Marine Biological Lab lands $15M HHMI grant

By Mass High Tech Staff

The Marine Biological Laboratory (MBL) has received a $15 million grant from the Howard Hughes Medical Institute (HHMI) to renovate the Loeb Laboratory, where graduate and post-doctoral students conduct research, including work awarded by the Nobel Prize, MBL officials announced at press conference today.

The grant award news conference was attended by Massachusetts Gov. Deval Patrick, Massachusetts Life Sciences Center president and CEO Susan Windham-Bannister and Senate president Therese Murray.

With an additional $10 million in funding from the commonwealth’s $1 billion Life Sciences Act, the total funding to renovate the Loeb Laboratory now extends to $25 million.

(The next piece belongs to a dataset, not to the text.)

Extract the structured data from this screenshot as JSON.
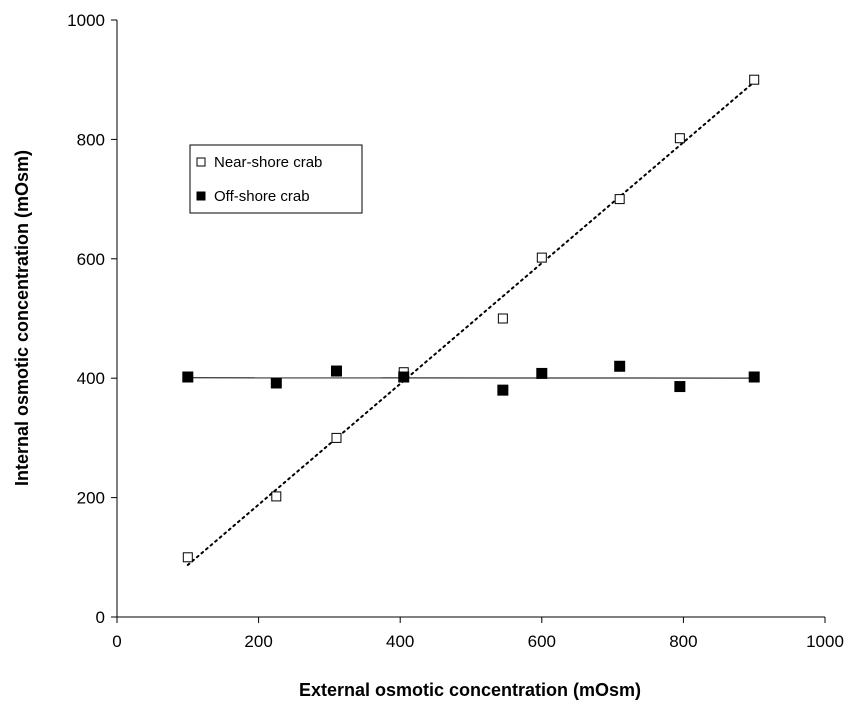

The MBL first announced in June its plans to use the state-funded $10 million, in collaboration with the University of Massachusetts at Dartmouth, to establish a center for regenerative biology and medicine, in addition to planned infrastructure improvements so that the lab can expand its research and education operations.

Gov. Patrick signed the 10-year, $1 billion life sciences industry stimulus legislation into law in June.
 
Robert Curtis, CEO of Regional Technology Development Corp. of Cape Cod, worked with the state Senate on drafting an amendment to the life sciences bill earlier this year that ensured the Cape in general, and the Marine Biological Laboratory and Woods Hole Oceanographic Institute in particular, received a share of the funds.

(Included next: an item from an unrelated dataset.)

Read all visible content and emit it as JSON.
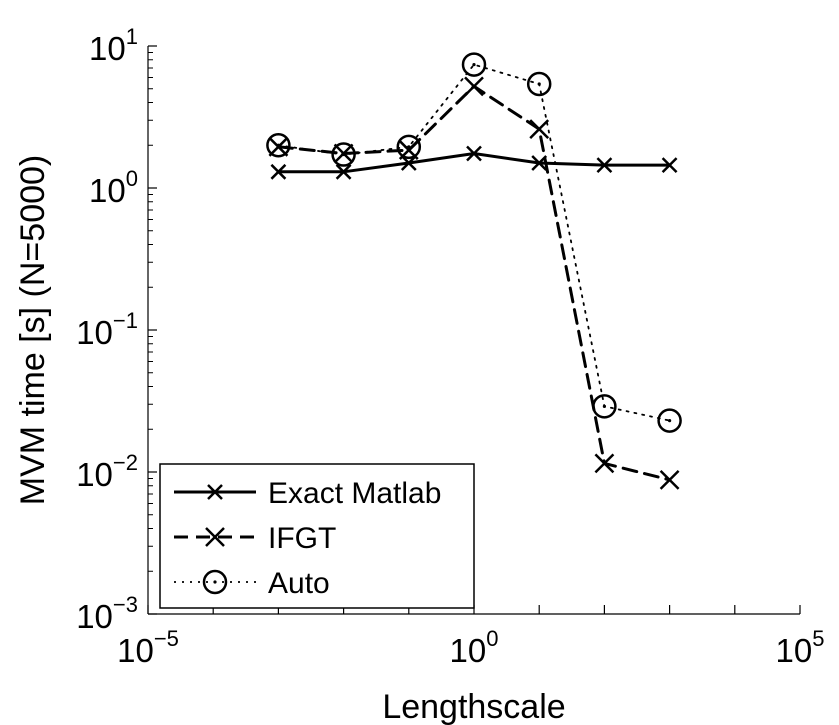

The MBL announced last month that Osamu Shimomura, professor emeritus, had been named by the Royal Swedish Academy of Sciences as one of three recipients of the 2008 Nobel Prize in chemistry. The prize recognized Shimomura for his work in isolating and linking the green fluorescent protein, GFP, in the Aequorea victoria jellyfish to cells that may trace nerve cell damage associated with Alzheimer’s disease.